知ってほしいドーピングの知識(その7):
(財)日本テニス協会発行「JTA NEWS」Vol.59,2000.4.20より

 
日本テニス協会ドーピングコントロール委員会
  横浜国立大学教授
蝶間林 利男
  聖マリアンナ医科大学教授
別府 諸兄
  助川クリニック院長
助川 卓行


ジュニアもドーピングに関心高まる

  平成12年2月27日に「ナショナル強化指定選手トレーニング・測定合宿」で日本体育協会スポーツ科学研究所所長・雨宮輝也先生の「ドーピングについて」の講演がありました。参加者は鈴木貴男選手から11歳のジュニア強化選手まで、大半が中高生で、専門的な用語も多く難解と思われましたが、近い将来の日本のテニスを担い、トップを目指すジュニアにとっても他人事ではないと、全員が最後まで熱心に聴講していました。講演終了後もドーピングコントロール委員を交えて、栄養補助食品などについての質疑応答が盛んに取り交わされました。ドーピングの知識を一般のテニスルールと同様にジュニアの時代から身に付ける指導がこのように普及してきたことは、ドーピングに無知な選手もいる現在のトップ選手にもドーピング自覚の後押しになることが期待され、日本のテニス発展にもつながることでしょう。

海外の栄養補助食品とドーピングの話題

  海外では医薬品成分を含む栄養補助食品に絡むドーピングが問題になっています。英国の陸上のクリスティー選手は蛋白同化ホルモンが陽性となり、争われていましたが、服用していたクレアチンを介しての汚染であったと報道されています。米国のプロ野球ではアンチドーピング規約がないので、大リーグの選手が蛋白同化ホルモンのアンドロステンヂオンを常用していることを公表していました。米国では禁止物質である蛋白同化ホルモンを含有した栄養補助食品も容易に青少年の手に入るようです。

日本の栄養補助食品の現状

  日本の医薬品法は厳重で、ドーピング物質やホルモンを含む外国の未許可の製品は日本の店頭では購入することができません。
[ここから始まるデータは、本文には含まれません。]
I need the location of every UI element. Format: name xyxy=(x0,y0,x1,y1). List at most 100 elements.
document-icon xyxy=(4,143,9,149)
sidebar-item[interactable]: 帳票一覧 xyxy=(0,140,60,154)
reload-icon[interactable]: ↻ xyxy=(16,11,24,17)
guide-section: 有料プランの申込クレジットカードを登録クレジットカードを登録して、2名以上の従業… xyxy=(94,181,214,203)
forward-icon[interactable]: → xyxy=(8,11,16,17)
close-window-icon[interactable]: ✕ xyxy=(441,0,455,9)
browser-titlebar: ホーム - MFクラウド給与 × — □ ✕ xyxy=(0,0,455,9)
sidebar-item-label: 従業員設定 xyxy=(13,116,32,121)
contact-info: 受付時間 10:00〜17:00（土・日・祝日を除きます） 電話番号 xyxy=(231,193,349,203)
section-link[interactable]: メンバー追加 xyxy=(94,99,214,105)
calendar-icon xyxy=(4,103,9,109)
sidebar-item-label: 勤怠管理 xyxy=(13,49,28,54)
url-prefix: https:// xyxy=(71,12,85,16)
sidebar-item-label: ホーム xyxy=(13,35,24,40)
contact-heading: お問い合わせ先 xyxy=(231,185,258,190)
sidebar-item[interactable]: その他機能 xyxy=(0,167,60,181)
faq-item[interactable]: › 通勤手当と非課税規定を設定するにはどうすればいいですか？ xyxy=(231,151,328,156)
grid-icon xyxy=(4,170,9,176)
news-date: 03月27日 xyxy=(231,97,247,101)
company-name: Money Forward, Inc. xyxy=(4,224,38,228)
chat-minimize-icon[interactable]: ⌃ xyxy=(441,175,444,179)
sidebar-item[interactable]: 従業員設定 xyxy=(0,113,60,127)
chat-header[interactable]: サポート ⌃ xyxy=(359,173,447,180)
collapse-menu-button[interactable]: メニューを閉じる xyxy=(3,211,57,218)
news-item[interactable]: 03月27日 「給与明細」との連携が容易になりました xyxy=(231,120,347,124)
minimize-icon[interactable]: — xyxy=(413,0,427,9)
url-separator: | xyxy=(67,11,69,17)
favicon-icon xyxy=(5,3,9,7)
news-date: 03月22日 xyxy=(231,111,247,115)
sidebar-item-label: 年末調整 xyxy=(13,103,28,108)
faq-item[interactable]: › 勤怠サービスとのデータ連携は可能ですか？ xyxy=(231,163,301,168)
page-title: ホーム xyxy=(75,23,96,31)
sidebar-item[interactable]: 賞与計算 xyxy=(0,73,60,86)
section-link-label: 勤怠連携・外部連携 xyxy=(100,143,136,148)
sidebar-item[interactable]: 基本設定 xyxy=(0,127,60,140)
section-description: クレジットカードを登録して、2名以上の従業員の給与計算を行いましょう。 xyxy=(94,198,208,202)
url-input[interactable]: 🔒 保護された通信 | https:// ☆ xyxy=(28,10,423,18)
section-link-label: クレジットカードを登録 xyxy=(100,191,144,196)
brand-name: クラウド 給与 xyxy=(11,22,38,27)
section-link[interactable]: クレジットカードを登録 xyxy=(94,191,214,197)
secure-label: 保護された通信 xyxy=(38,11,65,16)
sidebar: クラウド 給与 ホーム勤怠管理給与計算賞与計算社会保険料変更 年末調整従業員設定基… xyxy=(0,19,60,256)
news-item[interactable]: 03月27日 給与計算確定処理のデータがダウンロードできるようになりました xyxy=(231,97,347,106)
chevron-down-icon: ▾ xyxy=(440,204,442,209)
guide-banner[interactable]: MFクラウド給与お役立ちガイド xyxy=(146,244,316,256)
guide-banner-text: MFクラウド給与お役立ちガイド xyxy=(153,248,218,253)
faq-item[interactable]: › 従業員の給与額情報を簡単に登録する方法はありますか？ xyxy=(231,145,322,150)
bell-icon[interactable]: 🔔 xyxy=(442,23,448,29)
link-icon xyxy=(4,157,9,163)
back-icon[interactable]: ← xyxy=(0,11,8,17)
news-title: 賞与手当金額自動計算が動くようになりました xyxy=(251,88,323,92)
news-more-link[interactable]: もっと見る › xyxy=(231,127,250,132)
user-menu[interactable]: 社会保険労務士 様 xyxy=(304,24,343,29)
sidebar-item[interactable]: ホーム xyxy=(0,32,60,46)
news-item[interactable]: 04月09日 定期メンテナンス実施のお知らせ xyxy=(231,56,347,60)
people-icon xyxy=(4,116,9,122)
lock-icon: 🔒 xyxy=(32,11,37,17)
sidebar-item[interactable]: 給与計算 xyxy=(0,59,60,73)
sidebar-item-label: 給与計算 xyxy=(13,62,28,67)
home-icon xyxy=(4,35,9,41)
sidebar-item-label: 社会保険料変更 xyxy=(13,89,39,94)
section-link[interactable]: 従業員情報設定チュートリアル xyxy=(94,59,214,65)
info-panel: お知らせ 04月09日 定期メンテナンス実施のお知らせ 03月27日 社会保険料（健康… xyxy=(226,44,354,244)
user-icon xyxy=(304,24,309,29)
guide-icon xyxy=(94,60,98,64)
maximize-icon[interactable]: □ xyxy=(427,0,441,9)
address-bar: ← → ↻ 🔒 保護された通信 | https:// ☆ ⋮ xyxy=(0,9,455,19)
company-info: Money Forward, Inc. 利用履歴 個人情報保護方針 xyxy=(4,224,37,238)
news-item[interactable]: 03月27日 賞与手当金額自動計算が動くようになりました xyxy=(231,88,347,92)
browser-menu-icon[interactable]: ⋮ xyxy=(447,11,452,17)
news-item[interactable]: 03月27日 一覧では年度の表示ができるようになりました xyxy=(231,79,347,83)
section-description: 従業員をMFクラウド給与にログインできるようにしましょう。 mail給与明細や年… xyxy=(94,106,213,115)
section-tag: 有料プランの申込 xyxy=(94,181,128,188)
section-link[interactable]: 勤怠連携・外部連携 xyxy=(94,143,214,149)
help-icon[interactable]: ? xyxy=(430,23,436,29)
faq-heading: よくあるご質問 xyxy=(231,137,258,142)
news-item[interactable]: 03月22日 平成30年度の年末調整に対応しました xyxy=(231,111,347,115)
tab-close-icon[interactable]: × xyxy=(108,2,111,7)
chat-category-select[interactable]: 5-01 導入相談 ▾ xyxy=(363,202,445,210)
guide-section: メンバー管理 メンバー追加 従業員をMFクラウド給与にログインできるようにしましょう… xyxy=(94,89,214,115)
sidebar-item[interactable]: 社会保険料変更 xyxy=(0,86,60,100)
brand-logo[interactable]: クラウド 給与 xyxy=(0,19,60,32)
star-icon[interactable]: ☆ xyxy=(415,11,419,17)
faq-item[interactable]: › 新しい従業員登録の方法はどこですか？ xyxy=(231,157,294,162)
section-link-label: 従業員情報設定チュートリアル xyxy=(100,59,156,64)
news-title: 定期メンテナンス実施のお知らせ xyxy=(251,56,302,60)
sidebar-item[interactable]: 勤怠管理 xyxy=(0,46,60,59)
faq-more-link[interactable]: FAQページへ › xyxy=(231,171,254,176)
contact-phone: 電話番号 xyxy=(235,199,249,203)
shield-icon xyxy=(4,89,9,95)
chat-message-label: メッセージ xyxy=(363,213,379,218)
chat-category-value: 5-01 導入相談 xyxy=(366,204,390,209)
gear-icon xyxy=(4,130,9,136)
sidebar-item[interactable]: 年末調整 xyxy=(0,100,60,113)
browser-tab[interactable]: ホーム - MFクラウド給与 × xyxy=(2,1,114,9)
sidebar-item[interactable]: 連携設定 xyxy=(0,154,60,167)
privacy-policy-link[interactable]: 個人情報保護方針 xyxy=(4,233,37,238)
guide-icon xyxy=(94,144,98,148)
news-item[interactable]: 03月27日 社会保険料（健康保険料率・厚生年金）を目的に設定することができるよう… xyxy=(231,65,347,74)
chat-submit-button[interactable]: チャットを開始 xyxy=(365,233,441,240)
選手やコーチが素性のわからない外国の栄養補助食品を土産として持ち帰ってやりとりしたり、インターネットなど正規の輸入許可手続きを経ないで入手したり、許可前の試供品を安易に使用しないよう注意が必要です。国内の他の競技で、業者からもらった試供品で興奮剤が陽性となり失格した例があります。選手たちは競技力向上のために栄養管理の必要性を自覚しながら、実際には満腹感を優先して栄養のバランスは崩れがちです。そのため、栄養補助食品を積極的に摂取することが重要であるとの考えが定着しています。選手たちが好んで飲んでいる製品は、たんぱく質の補助食品(プロテイン)、アミノ酸製剤、ビタミン剤、鉄やカルシウムなどのミネラルが占めています。

正しい栄養補助食品のアドパイス

  豊かな筋肉を求めてとるプロテイン(たんぱく質)も、筋肉の疲労を和らげるアミノ酸製剤も、専門家がすべて効果を認めているわけではありません。正しく食事の栄養分析をして不足している栄養素がわかれば、それを補給することは意味がありますが、とりすぎは無駄で、かえって副作用も心配です。ドリンク剤は厚生省から承認されている医薬品ですが、規制物質であるカフェインやアルコールを含有している製品が多く、ドーピング禁止物質であるエフェドリンが含まれているものもあります。強壮剤には筋肉増強作用があり、ドーピンク禁止物質のメチルテストステロンが含有されているものもあります。栄養補助食品もドリンク剤もスポーツにおける効果は明らかになっていません。勝ちたいがために薬物を用いるのがドーピングですが、同じ目的で摂取する栄養補助食品もちょっと間違えればドーピングに陥ることになります。当委員会も他の競技団体も現在のところ選手たちの栄養補助食品の摂取に対して規制することはありませんが、正しい栄養管理の指導の必要性を認めています。ジュニアの頃からの栄養指導がしっかりしていなければ、ますます国際レベルから遅れてしまうことが懸念されます。

終わりに

 平成10年度よりJTAの組織ではドーピング関係委員会が独立した委員会となりました。日本のテニスの国内大会でドーピンク検査が行われるようになって3年目を迎え、国内レベルの選手層にも検査の普及が啓蒙の教育効果をあげていると思われます。ドーピングコントロール委員会は選手を罰するためでなく、選手の健康を守る立場で啓蒙、指導を進めています。